Though Satan should buffer, though trials should come,
Let this blessed assurance control,
That Christ hath regarded my helpless estate
And hath shed His own blood for my soul.
(It Is Well With My Soul, The United Methodist Hymnal, #377, vss 1 & 2)
And for crying out loud, Spafford’s family was heading overseas by ship to attend a Dwight Moody revival in England when the ship sank. He was to join them later on. This tale is almost too gruesome to believe!
But even so, you and I can boldly sing that hymn too because through Christ, nothing in the universe is the end of the story, not even the greatest daggers that Satan can throw!

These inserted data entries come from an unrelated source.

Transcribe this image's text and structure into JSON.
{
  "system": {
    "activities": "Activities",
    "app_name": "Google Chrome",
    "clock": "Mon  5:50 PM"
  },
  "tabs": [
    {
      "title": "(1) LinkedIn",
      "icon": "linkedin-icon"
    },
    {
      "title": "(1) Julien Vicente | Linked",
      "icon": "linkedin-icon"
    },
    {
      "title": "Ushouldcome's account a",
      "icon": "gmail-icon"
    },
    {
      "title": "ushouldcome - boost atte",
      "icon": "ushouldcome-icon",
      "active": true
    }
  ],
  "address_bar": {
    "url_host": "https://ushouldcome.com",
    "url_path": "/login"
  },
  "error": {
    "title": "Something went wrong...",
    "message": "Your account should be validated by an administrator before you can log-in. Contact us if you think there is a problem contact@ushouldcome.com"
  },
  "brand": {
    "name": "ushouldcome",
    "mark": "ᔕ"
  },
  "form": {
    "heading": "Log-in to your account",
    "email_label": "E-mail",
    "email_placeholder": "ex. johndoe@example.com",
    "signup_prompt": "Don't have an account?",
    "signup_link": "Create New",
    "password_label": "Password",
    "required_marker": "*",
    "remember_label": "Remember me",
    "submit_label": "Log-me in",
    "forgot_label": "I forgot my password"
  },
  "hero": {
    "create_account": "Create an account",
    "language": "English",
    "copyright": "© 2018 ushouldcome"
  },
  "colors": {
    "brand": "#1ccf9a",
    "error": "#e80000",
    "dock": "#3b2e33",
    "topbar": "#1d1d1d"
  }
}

That man of sorrows, that man acquainted with grief has borne our griefs and carried our sorrows.
Another old hymn has begun to play in my head:
In the cross of Christ I glory,
Towering o’er the wrecks of time;
All the light of sacred story,
Gathers round its head sublime.
When the woes of life o’er-take me,
Hopes deceive and fears annoy,
Never shall the cross forsake me.
Lo! It glows with peace and joy!
(In the Cross of Christ I Glory, John Bowring, The United Methodist Hymnal, #295 vss 1 & 2, 1825.)
So, today is Good Friday. Good for us! Bad for Jesus!
But, what a savior! And, more good news is that nothing will stop him from bringing us safely home!
As I said, it wouldn’t take much to become a little weepy as we think this over and pray about it. Once we were lost, but now we are found, blind but now we see.
Some thoughts to consider on a Good Friday!